В столичной полиции нехватка людей. Все перегружены. Детективы постарше жалуются, что молодые норовят расследовать за компьютерами, не хотят снашивать туфли. Когда дела серьезные, кровавые, решение — вот оно, под рукой. Средство необычное, но не редкое, добыть его легко, на вкус приятное, в больших дозах смертельное, хорошо известно авторам криминальных романов. Расследование показало, что, помимо долгов, брак покойного был в расстройстве, жена живет с его братом, и он месяцами пребывал в подавленном состоянии. Псориаз подрывал его уверенность в себе. Отсутствие отпечатков пальцев на стакане и бутылке антифриза объясняется тем, что он носил перчатки, скрывая кожную болезнь. Камеры видеонаблюдения в «Сто смузи» показали, что он был там в шляпе. В то утро он ехал к себе домой, в Сент-Джонс-Вуд. По-видимому, он был угнетен перспективой отцовства, или неудачами своего издательства, или своей несостоятельностью как поэта, или своим одиночеством в Шордиче, где снимал квартиру. После ссоры с женой он ушел в расстройстве. Жена винит себя. Допрос ее пришлось несколько раз прерывать. Брат покойного при этом присутствовал и всячески стремился помочь.
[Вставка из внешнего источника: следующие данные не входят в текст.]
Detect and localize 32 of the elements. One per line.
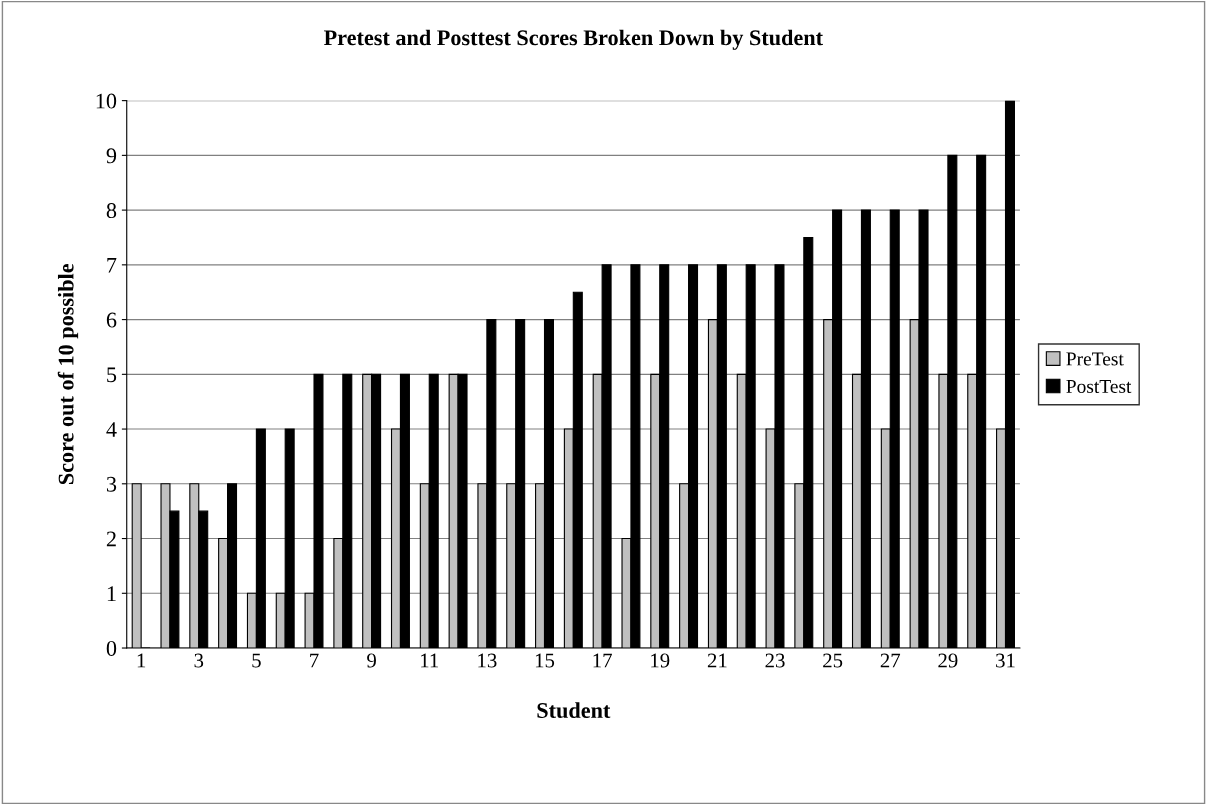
x-tick-label: 9 — [367, 653, 376, 668]
y-axis-title: Score out of 10 possible — [57, 263, 79, 485]
x-axis-title: Student — [537, 702, 611, 719]
x-tick-label: 17 — [593, 653, 612, 668]
x-tick-label: 13 — [478, 653, 497, 668]
chart-title: Pretest and Posttest Scores Broken Down by Student — [323, 29, 823, 50]
x-tick-label: 31 — [996, 653, 1015, 668]
x-tick-label: 11 — [421, 653, 439, 668]
x-tick-label: 3 — [194, 653, 204, 668]
y-tick-label: 8 — [106, 203, 117, 219]
x-tick-label: 23 — [765, 653, 785, 668]
y-tick-label: 9 — [106, 148, 117, 164]
x-tick-label: 27 — [880, 653, 901, 668]
y-tick-label: 0 — [106, 640, 117, 656]
y-tick-label: 1 — [107, 586, 116, 601]
legend-label: PostTest — [1066, 380, 1132, 393]
y-tick-label: 7 — [107, 258, 117, 273]
x-tick-label: 29 — [938, 653, 958, 668]
x-tick-label: 5 — [252, 653, 261, 668]
x-tick-label: 15 — [535, 653, 555, 668]
y-tick-label: 3 — [106, 476, 117, 492]
y-tick-label: 4 — [106, 422, 117, 437]
y-tick-label: 2 — [106, 531, 116, 547]
legend-label: PreTest — [1066, 352, 1124, 366]
x-tick-label: 1 — [137, 653, 146, 668]
y-tick-label: 10 — [96, 93, 117, 109]
y-tick-label: 6 — [106, 312, 117, 328]
x-tick-label: 19 — [651, 653, 670, 668]
x-tick-label: 25 — [823, 653, 843, 668]
x-tick-label: 21 — [707, 653, 727, 668]
x-tick-label: 7 — [310, 653, 319, 668]
y-tick-label: 5 — [107, 367, 117, 383]
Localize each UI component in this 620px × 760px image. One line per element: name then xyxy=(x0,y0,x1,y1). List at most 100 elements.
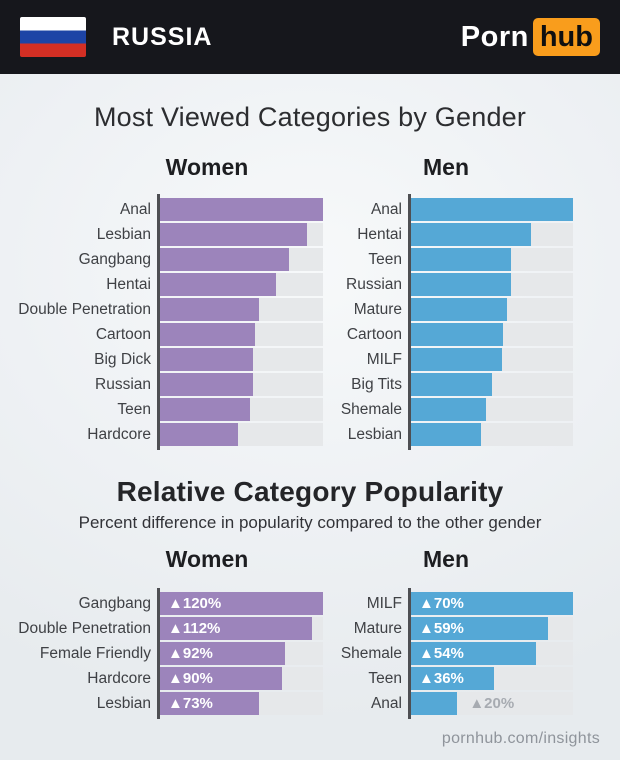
section2-charts: Gangbang ▲120% Double Penetration ▲112% … xyxy=(0,588,573,719)
bar-track xyxy=(160,398,323,421)
bar-row: MILF xyxy=(323,348,573,371)
bar-track xyxy=(411,348,573,371)
category-label: Anal xyxy=(370,201,402,218)
bar: ▲73% xyxy=(160,692,260,715)
bar-row: Hentai xyxy=(0,273,323,296)
axis-line xyxy=(408,194,411,450)
bar-track: ▲90% xyxy=(160,667,323,690)
bar-track xyxy=(411,298,573,321)
section1-charts: Anal Lesbian Gangbang Hentai Double Pene… xyxy=(0,194,573,450)
axis-line xyxy=(157,588,160,719)
bar xyxy=(160,423,239,446)
header-bar: RUSSIA Porn hub xyxy=(0,0,620,74)
category-label: Big Tits xyxy=(351,376,402,393)
category-label: Lesbian xyxy=(96,226,151,243)
bar-row: Anal ▲20% xyxy=(323,692,573,715)
bar xyxy=(160,273,276,296)
bar xyxy=(411,273,512,296)
bar xyxy=(160,248,289,271)
bar-track: ▲73% xyxy=(160,692,323,715)
category-label: Gangbang xyxy=(78,251,151,268)
bar xyxy=(411,248,512,271)
bar-track xyxy=(160,423,323,446)
category-label: Cartoon xyxy=(346,326,402,343)
bar-row: Shemale ▲54% xyxy=(323,642,573,665)
bar xyxy=(411,298,507,321)
category-label: Female Friendly xyxy=(39,645,151,662)
category-label: Double Penetration xyxy=(18,620,151,637)
axis-line xyxy=(408,588,411,719)
bar: ▲36% xyxy=(411,667,495,690)
category-label: Hardcore xyxy=(87,426,151,443)
bar-track: ▲59% xyxy=(411,617,573,640)
country-title: RUSSIA xyxy=(112,22,213,51)
bar xyxy=(411,323,504,346)
category-label: Lesbian xyxy=(96,695,151,712)
bar-row: Anal xyxy=(0,198,323,221)
bar-track xyxy=(160,198,323,221)
bar-row: Russian xyxy=(0,373,323,396)
bar xyxy=(411,348,502,371)
bar: ▲120% xyxy=(160,592,323,615)
section1-title: Most Viewed Categories by Gender xyxy=(93,102,527,132)
bar: ▲59% xyxy=(411,617,548,640)
category-label: Hentai xyxy=(357,226,402,243)
bar-row: Hardcore ▲90% xyxy=(0,667,323,690)
men-column-header: Men xyxy=(423,154,469,180)
bar xyxy=(160,348,253,371)
bar-row: Russian xyxy=(323,273,573,296)
delta-badge: ▲36% xyxy=(419,670,464,687)
logo-hub-badge: hub xyxy=(532,18,600,56)
bar-row: Teen xyxy=(323,248,573,271)
bar-track xyxy=(411,223,573,246)
category-label: Hentai xyxy=(106,276,151,293)
delta-badge: ▲112% xyxy=(168,620,221,637)
bar-track xyxy=(411,373,573,396)
category-label: Teen xyxy=(117,401,151,418)
category-label: Gangbang xyxy=(78,595,151,612)
bar xyxy=(411,198,573,221)
bar-row: Cartoon xyxy=(0,323,323,346)
bar-row: Cartoon xyxy=(323,323,573,346)
bar-track: ▲70% xyxy=(411,592,573,615)
category-label: Shemale xyxy=(340,401,402,418)
bar-row: Gangbang xyxy=(0,248,323,271)
bar-row: Big Tits xyxy=(323,373,573,396)
category-label: Russian xyxy=(346,276,402,293)
category-label: Russian xyxy=(95,376,151,393)
men-relative-chart: MILF ▲70% Mature ▲59% Shemale ▲54% Teen xyxy=(323,588,573,719)
bar-track xyxy=(411,273,573,296)
bar xyxy=(411,223,531,246)
bar-track xyxy=(160,373,323,396)
bar-track xyxy=(160,298,323,321)
category-label: Double Penetration xyxy=(18,301,151,318)
men-column-header: Men xyxy=(423,546,469,572)
bar-track xyxy=(411,323,573,346)
bar-track: ▲112% xyxy=(160,617,323,640)
bar-track: ▲54% xyxy=(411,642,573,665)
category-label: Lesbian xyxy=(347,426,402,443)
bar-row: Anal xyxy=(323,198,573,221)
bar-row: Female Friendly ▲92% xyxy=(0,642,323,665)
bar-row: Big Dick xyxy=(0,348,323,371)
bar-row: Lesbian xyxy=(0,223,323,246)
bar-row: Gangbang ▲120% xyxy=(0,592,323,615)
men-top-chart: Anal Hentai Teen Russian Mature Cartoon xyxy=(323,194,573,450)
delta-badge: ▲70% xyxy=(419,595,464,612)
category-label: MILF xyxy=(366,595,402,612)
section2-column-headers: Women Men xyxy=(0,546,620,572)
category-label: Hardcore xyxy=(87,670,151,687)
bar-row: Mature ▲59% xyxy=(323,617,573,640)
bar xyxy=(411,398,486,421)
bar-track: ▲92% xyxy=(160,642,323,665)
logo-porn-text: Porn xyxy=(460,20,529,53)
section2-subtitle: Percent difference in popularity compare… xyxy=(78,513,542,532)
bar: ▲70% xyxy=(411,592,573,615)
bar-row: Teen xyxy=(0,398,323,421)
category-label: Teen xyxy=(368,670,402,687)
category-label: Mature xyxy=(353,620,402,637)
bar-track xyxy=(411,198,573,221)
bar: ▲90% xyxy=(160,667,283,690)
bar-row: Mature xyxy=(323,298,573,321)
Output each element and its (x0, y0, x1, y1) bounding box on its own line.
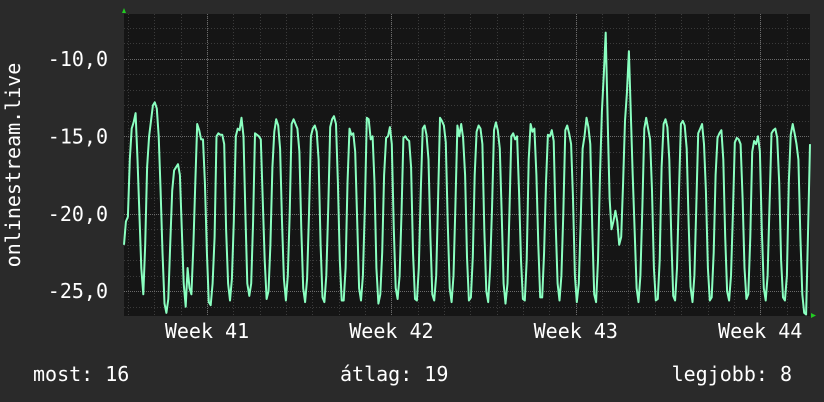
y-axis-label: onlinestream.live (1, 63, 25, 268)
y-tick-label: -15,0 (48, 124, 108, 148)
x-tick-label: Week 44 (718, 319, 802, 343)
grid (124, 14, 810, 316)
series-line (123, 31, 811, 316)
y-tick-label: -10,0 (48, 47, 108, 71)
stat-average: átlag: 19 (340, 362, 449, 386)
x-axis-arrow-icon (811, 313, 816, 318)
y-tick-label: -25,0 (48, 279, 108, 303)
y-axis-arrow-icon (122, 8, 126, 13)
x-tick-label: Week 42 (349, 319, 433, 343)
y-tick-label: -20,0 (48, 202, 108, 226)
stat-best: legjobb: 8 (671, 362, 792, 386)
stat-current: most: 16 (33, 362, 130, 386)
x-tick-label: Week 41 (165, 319, 249, 343)
x-tick-label: Week 43 (534, 319, 618, 343)
y-axis: -10,0 -15,0 -20,0 -25,0 (48, 47, 108, 303)
x-axis: Week 41 Week 42 Week 43 Week 44 (165, 319, 803, 343)
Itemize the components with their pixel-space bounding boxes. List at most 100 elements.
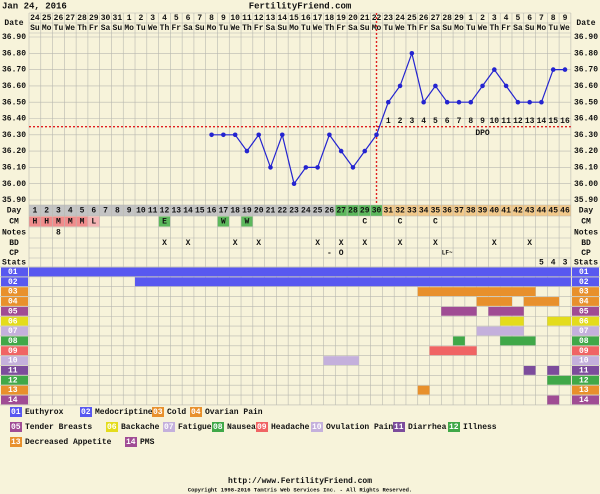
symptom-bar (523, 366, 536, 375)
dpo-number: 9 (480, 117, 485, 126)
weekday: Mo (372, 24, 382, 33)
symptom-bar (488, 306, 524, 316)
dpo-number: 14 (537, 117, 547, 126)
date: 28 (77, 14, 87, 23)
day-cell (535, 205, 548, 216)
code-label: 09 (579, 347, 589, 356)
weekday: Su (360, 24, 370, 33)
symptom-bar (429, 346, 477, 356)
weekday: Th (407, 24, 417, 33)
y-tick-label: 36.60 (574, 82, 598, 91)
day-cell (405, 205, 418, 216)
code-cell (1, 336, 28, 346)
cm-label: CM (9, 218, 19, 227)
date: 26 (419, 14, 429, 23)
code-cell (1, 326, 28, 336)
y-tick-label: 36.20 (574, 147, 598, 156)
bd-entry: X (233, 239, 238, 248)
cycle-day: 13 (171, 207, 181, 216)
code-label: 06 (579, 317, 589, 326)
legend-code: 02 (81, 408, 91, 417)
code-label: 07 (579, 327, 589, 336)
temp-point (362, 148, 368, 154)
date: 18 (325, 14, 335, 23)
cycle-day: 9 (127, 207, 132, 216)
legend-swatch (10, 437, 22, 447)
cycle-day: 8 (115, 207, 120, 216)
weekday: Mo (454, 24, 464, 33)
weekday: We (313, 24, 323, 33)
date: 6 (186, 14, 191, 23)
day-cell (347, 205, 359, 216)
weekday: Mo (289, 24, 299, 33)
day-cell (453, 205, 465, 216)
code-cell (572, 375, 599, 385)
stats-label: Stats (574, 259, 598, 268)
bd-entry: X (315, 239, 320, 248)
day-cell (158, 205, 171, 216)
y-tick-label: 36.70 (574, 66, 598, 75)
day-cell (76, 205, 88, 216)
day-cell (193, 205, 206, 216)
date: 15 (289, 14, 299, 23)
date: 25 (407, 14, 417, 23)
weekday: Fr (171, 24, 181, 33)
legend-name: Cold (167, 408, 186, 417)
weekday: Sa (101, 24, 111, 33)
code-cell (1, 297, 28, 306)
temp-point (562, 67, 568, 72)
legend-name: Backache (121, 423, 160, 432)
legend-swatch (80, 407, 92, 417)
weekday: Su (113, 24, 123, 33)
day-cell (559, 205, 571, 216)
dpo-number: 8 (468, 117, 473, 126)
code-label: 05 (579, 307, 589, 316)
code-label: 12 (8, 376, 18, 385)
code-label: 01 (579, 268, 589, 277)
date: 13 (266, 14, 276, 23)
date: 3 (492, 14, 497, 23)
cycle-day: 40 (490, 207, 500, 216)
dpo-number: 11 (501, 117, 511, 126)
symptom-bar (476, 297, 512, 306)
temp-point (503, 83, 509, 89)
day-cell (311, 205, 324, 216)
cycle-day: 29 (360, 207, 370, 216)
date: 28 (442, 14, 452, 23)
cycle-day: 44 (537, 207, 547, 216)
day-cell (511, 205, 524, 216)
symptom-bar (417, 287, 536, 297)
footer-copyright: Copyright 1998-2016 Tamtris Web Services… (188, 486, 412, 493)
legend-swatch (393, 422, 405, 432)
legend-code: 07 (164, 423, 174, 432)
cycle-day: 31 (383, 207, 393, 216)
day-cell (500, 205, 512, 216)
weekday: Sa (431, 24, 441, 33)
day-cell (547, 205, 560, 216)
y-tick-label: 36.60 (2, 82, 26, 91)
y-tick-label: 36.00 (574, 180, 598, 189)
symptom-bar (135, 277, 571, 287)
legend-name: Euthyrox (25, 408, 64, 417)
weekday: Tu (466, 24, 476, 33)
date: 26 (54, 14, 64, 23)
legend-code: 12 (449, 423, 459, 432)
date: 29 (454, 14, 464, 23)
cycle-day: 22 (277, 207, 287, 216)
symptom-bar (29, 267, 571, 277)
code-label: 03 (8, 288, 18, 297)
symptom-bar (453, 336, 465, 346)
cycle-day: 14 (183, 207, 193, 216)
date: 5 (174, 14, 179, 23)
temp-point (315, 165, 320, 170)
date: 27 (65, 14, 75, 23)
dpo-number: 13 (525, 117, 535, 126)
weekday: Tu (54, 24, 64, 33)
dpo-number: 12 (513, 117, 523, 126)
code-label: 04 (579, 298, 589, 307)
weekday: Tu (301, 24, 311, 33)
code-cell (572, 366, 599, 375)
cycle-day: 28 (348, 207, 358, 216)
temp-point (480, 83, 485, 89)
bd-label: BD (9, 239, 19, 248)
Неужели реальность так легко и детально организуется заранее? Мать, Клод и я напряженно ждем, стоя перед открытой входной дверью. Между замыслом и осуществлением лежит целая чаща непредвиденностей. При первой попытке мотор проворачивается, но не схватывает. Неудивительно. Это машина мечтателя, сочинителя сонетов. Вторая попытка — тот же кряхтящий отказ, и третья — то же самое. У стартера голос, как у дряхлого старика, которому даже не хватает сил отхаркаться. Если Джон Кейрнкросс умрет тут у нас, мы пропали. Если выживет — тоже. Он берет паузу, еще раз попытать счастья. Четвертый раз слабее третьего. Я мысленно вижу его за ветровым стеклом: глядя на нас, вопросительно пожимает плечами; самого его почти не видно за отражениями облаков в стекле.
— Ух ты, — говорит Клод, человек, умудренный опытом. — Он зальет свечи.
Мамины внутренности оркеструют ее отчаянную надежду. Пятая попытка — преображение. С натужным вздохом и комичным пуканьем мотор оживает. Худосочный росток Клода и Труди выбрасывает бутончик надежды. Когда машина задним ходом выезжает на дорогу, мать разражается кашлем — вероятно, от окутавшего нас сизого выхлопа. Мы уходим в дом, дверь закрывается.
На кухню не идем, а поднимаемся по лестнице. Ничего не говорится, но характер молчания, сливочно-густого, позволяет думать, что к спальне нас движут не только усталость и хмель. Напасть за напастью. Зверская несправедливость.
Пять минут спустя. Это спальня, и это началось. Клод присел около матери, может быть, уже голый. Я слышу его дыхание у нее на затылке. Он ее раздевает — вершина сексуальной щедрости, на которую он прежде не взлезал.